Title II: Corporate Tax Rate Reduction - Amends the Internal Revenue Code to reduce corporate income tax rates.
Title III: Small Business Direct Expensing of Capital Items of Up to $25,000 Per Year - Allows a taxpayer to elect to treat expenditures paid or incurred by him during the taxable year (not to exceed an aggregate of $25,000, or $12,500 in the case of a married person filing a separate return) for depreciable tangible property as expenses not chargeable to capital account (thus deductible as current business expenses). Qualifies property with respect to which an election is made for the investment tax credit. Disqualifies property acquired from a related person or another component member of the same controlled group of companies.
Title IV: Increase in Amount of Used Property Eligible for Investment Tax Credit - Increases from $100,000 to $300,000 the allowable cost of used property eligible for the investment tax credit.
Title V: Allowable Subchapter S Corporation Shareholders Increased to 25 - Increases from 15 to 25 the permissible number of shareholders in a subchapter S corporation.
Title VI: Incentives for Investing in Small Business - Allows a deduction for cash amounts transferred to a small business solely in exchange for equity interest in the small business.
Increases the capital gains deduction. Reduces the alternative tax on capital gains on equity interests held for five years or more.
Title VII: Exclusion from Estate Tax for Small Business Property and Equity Investments - Permits the exclusion of small business property which comprises 60 percent or more of the adjusted value of the gross estate from the gross estate of a decedent who at the time of death was a U.S. citizen. Limits the amount of such exclusion to $2,000,000. Imposes an additional estate tax in the event any interest in such property is disposed of or the property ceases to qualify for such treatment.
Title VIII: Interest and Dividend Exclusion Increased to $2,000 - Increases from $200 to $2,000 (or from $400 to $4,000 in the case of married individuals filing jointly) the exclusion of interest and dividends from gross income. Makes such exclusion permanent.

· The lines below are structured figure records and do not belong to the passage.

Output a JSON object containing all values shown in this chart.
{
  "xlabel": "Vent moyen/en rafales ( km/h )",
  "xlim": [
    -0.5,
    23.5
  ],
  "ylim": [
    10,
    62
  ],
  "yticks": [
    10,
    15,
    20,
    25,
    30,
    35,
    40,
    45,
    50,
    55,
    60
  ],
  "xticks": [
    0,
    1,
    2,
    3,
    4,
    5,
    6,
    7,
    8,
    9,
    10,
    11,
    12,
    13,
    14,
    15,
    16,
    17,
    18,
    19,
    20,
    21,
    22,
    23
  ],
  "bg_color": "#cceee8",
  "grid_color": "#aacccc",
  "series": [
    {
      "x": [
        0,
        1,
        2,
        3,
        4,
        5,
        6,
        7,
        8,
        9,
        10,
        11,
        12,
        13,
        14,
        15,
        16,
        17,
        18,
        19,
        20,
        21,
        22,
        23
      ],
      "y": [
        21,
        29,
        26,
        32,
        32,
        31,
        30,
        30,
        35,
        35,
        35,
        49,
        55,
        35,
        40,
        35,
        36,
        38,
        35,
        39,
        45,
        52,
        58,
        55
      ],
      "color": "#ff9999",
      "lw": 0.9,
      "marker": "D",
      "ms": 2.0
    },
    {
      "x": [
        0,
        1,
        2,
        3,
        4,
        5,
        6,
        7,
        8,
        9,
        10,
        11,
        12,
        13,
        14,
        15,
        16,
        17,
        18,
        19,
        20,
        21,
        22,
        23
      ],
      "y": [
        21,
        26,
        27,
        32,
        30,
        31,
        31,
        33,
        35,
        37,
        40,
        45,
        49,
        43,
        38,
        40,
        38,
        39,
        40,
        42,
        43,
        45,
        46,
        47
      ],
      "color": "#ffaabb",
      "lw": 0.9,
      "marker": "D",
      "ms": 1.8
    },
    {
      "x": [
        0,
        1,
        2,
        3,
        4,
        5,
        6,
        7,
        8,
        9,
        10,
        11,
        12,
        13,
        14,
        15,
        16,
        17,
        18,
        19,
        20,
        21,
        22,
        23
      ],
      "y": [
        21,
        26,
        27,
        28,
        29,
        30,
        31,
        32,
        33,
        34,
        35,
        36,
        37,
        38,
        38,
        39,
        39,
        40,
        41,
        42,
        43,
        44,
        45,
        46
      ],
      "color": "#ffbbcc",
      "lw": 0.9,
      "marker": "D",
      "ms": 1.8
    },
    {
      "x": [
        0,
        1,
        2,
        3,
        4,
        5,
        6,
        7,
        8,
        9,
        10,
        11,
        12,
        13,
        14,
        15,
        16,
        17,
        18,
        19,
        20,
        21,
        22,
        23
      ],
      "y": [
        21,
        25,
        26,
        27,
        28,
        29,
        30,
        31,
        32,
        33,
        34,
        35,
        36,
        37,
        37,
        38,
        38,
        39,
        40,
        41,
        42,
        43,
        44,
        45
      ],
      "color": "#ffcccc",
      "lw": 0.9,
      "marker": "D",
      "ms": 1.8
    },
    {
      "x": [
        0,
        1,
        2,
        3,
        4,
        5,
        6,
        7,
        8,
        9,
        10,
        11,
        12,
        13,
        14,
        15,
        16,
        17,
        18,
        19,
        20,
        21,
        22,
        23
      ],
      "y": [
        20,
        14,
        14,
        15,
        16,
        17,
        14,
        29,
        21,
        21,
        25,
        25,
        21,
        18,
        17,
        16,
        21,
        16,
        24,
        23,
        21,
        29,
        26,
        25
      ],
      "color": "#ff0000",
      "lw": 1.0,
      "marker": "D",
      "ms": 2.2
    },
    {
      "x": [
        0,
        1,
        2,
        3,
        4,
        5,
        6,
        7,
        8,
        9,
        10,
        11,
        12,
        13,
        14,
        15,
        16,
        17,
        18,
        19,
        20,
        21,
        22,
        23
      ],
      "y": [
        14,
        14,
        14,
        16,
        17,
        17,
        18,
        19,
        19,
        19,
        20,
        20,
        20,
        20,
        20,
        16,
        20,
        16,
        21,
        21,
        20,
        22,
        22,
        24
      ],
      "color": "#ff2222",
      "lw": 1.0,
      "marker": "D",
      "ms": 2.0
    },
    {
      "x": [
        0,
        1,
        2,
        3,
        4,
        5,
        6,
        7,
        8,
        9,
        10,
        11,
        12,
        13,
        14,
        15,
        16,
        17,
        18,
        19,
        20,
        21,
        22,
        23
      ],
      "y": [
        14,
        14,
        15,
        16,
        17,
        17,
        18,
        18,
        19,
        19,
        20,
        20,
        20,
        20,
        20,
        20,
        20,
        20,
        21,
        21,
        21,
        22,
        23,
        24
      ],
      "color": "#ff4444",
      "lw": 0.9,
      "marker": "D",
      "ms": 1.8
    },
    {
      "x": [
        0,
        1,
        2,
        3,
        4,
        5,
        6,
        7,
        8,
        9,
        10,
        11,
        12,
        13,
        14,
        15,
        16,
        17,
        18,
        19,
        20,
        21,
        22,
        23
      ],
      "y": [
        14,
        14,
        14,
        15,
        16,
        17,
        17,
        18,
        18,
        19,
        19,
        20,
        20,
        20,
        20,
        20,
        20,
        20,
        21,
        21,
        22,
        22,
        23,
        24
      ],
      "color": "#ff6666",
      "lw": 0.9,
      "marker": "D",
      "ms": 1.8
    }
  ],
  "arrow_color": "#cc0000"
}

Title IX: Inventory Simplification and Reform - Eliminates the qualification requirement for the last-in, first-out (LIFO) method of accounting that a taxpayer use no inventory method for financial reporting or credit purposes other than the LIFO method.
Allows a taxpayer who adopts the LIFO method to spread increases in taxable income attributable to such change over a ten-year period.
Allows an election by small businesses which use the dollar method of pricing inventories under the LIFO method and which have average annual receipts of $5,000,000 or less for the three taxable years ending with the year of election to use one inventory pool for any trade or business. Permits a wholesaler or retailer who uses such method to elect the use of inventory pools based on the applicable Government price index categories for all items of inventory. Allows the use of such index categories in the pricing of inventories under such dollar-value methods.
Allows an election to use a link chain or index method or compute the LIFO value of dollar-value pool without regard to suitability or practicality of any other method.
Repeals the requirement, with respect to liquidation plans adopted after December 31, 1981, that a corporation inventorying goods under the LIFO method treat the LIFO recapture amount with respect to distributed inventory assets as gain from the sale of such assets.
Allows an election by small businesses which are at least half-owned by active participants in the trade or business and which have average annual gross receipts of $1,500,000 or less for the three taxable years ending with the year of election to use the cash receipts and disbursements method of accounting without regard to any inventory requirements.
Permits a taxpayer to reduce the value of a portion of excess inventory items held for more than 12 months. Sets forth a schedule for such reductions.